Day by day Russia's economic circumstances are changing for the worse, as new uncertainties assail its political leadership. The Prime Minister, Mr Yevgeny Primakov, has announced an economic plan emphasising tax cuts, price controls for selected goods and credits for ailing industries and agriculture. Money will be printed to pay wage arrears. The plan is an interim measure, which has not gained the confidence of negotiators from the International Monetary Fund. They say a credible Budget for next year must be published before they will release funds agreed after Russia's effective default on some of its external debts last August. There is little confidence that a more comprehensive default can be avoided as the country faces into the winter months.
That Mr Primakov is effectively taking over from the ailing President Yeltsin has now been openly stated by government spokesmen. He stood in for the President at a meeting last week with the EU in Austria and has assumed a high profile in the Russian media. Many believe he will agree to stand as Mr Yeltsin's successor when and if the President stands down in 2000 - or before that if ill-health forces him to resign. Such a scenario has upset the other contenders for the office, but it does not surprise long-time observers of this canny and skilful politician, who commands support across most of the political spectrum. His skills are sorely needed at this juncture in Russia's history, but they will be severely tested by the profoundly difficult problems facing his government.

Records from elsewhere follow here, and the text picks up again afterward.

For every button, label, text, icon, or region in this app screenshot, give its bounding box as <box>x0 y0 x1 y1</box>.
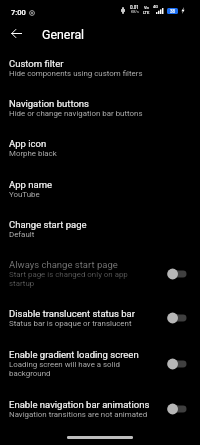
staticText: Vo <box>144 5 149 10</box>
button[interactable]: App icon <box>0 129 200 170</box>
staticText: Hide components using custom filters <box>9 69 150 78</box>
staticText: Navigation transitions are not animated <box>9 410 150 419</box>
staticText: 0.01 <box>130 5 139 10</box>
button[interactable]: Back <box>6 23 27 44</box>
button[interactable]: Disable translucent status bar <box>0 299 200 341</box>
staticText: Default <box>9 230 150 239</box>
staticText: Morphe black <box>9 149 150 158</box>
staticText: Always change start page <box>9 259 162 270</box>
button[interactable]: Change start page <box>0 210 200 250</box>
staticText: Hide or change navigation bar buttons <box>9 109 150 118</box>
button[interactable]: Toggle <box>164 267 188 281</box>
button[interactable]: Toggle <box>164 357 188 371</box>
staticText: Status bar is opaque or translucent <box>9 319 150 328</box>
staticText: Navigation buttons <box>9 98 162 109</box>
staticText: KB/s <box>131 10 139 14</box>
staticText: App icon <box>9 138 162 149</box>
staticText: App name <box>9 179 162 190</box>
staticText: Loading screen will have a solid backgro… <box>9 360 150 378</box>
staticText: Enable gradient loading screen <box>9 349 162 360</box>
staticText: LTE <box>143 10 150 15</box>
button[interactable]: Always change start page <box>0 250 200 300</box>
button[interactable]: Enable navigation bar animations <box>0 389 200 431</box>
staticText: Disable translucent status bar <box>9 308 162 319</box>
button[interactable]: Custom filter <box>0 49 200 90</box>
button[interactable]: Enable gradient loading screen <box>0 340 200 390</box>
staticText: 4G <box>153 4 158 9</box>
staticText: Change start page <box>9 219 162 230</box>
button[interactable]: Navigation buttons <box>0 89 200 130</box>
staticText: Custom filter <box>9 58 162 69</box>
staticText: Start page is changed only on app startu… <box>9 270 150 288</box>
button[interactable]: App name <box>0 170 200 210</box>
staticText: General <box>42 27 85 42</box>
staticText: 7:00 <box>11 8 26 17</box>
staticText: YouTube <box>9 190 150 199</box>
button[interactable]: Toggle <box>164 311 188 325</box>
staticText: 38 <box>170 9 176 14</box>
staticText: Enable navigation bar animations <box>9 399 162 410</box>
button[interactable]: Toggle <box>164 402 188 416</box>
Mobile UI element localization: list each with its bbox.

Aside from his own uncertain constitutional position, these include a host of structural weaknesses and shortcomings. They were conveniently summarised by Mr Primakov last week. He said he would restore order to the Budget; defend property rights; enforce tax payments; and clamp down on the shadow economy. The government's tax revenues come to a mere 6 per cent of the country's gross domestic product - one of the lowest rates in the world. They will cover only half the government's planned expenditure for that period. Such fiscal feebleness makes it difficult indeed to mobilise resources, whether to repay international debts, to fund food imports, to pay huge arrears in wages and salaries or to shore up industries. Mr Primakov's undertaking to print money is not surprising in these circumstances; his commitment to avoid inflation is not to be believed.
Mr Primakov is hardly in a position to organise substantial reforms in the system of government so as to make the Budget credible, as the IMF demands. Tax collection has become prey to competition between the industrial magnates and mafia who profited so enormously from the privatisation of State assets and is a very dangerous occupation indeed. These magnates are intimately bound up with the Yeltsin regime. They have so far displayed little or no sign of becoming a quasi-normal investing capitalist class, as expected by the ideologues of transition. Rather have they sent their money outside the country. Mr Primakov could surprise so far as his commitment to reform is concerned; but he has precious little scope to escape from pure crisis management and depends on a coalition between liberal reformers and communists. Things are likely to get worse before they get better in Russia. The effects will not be confined within its own borders.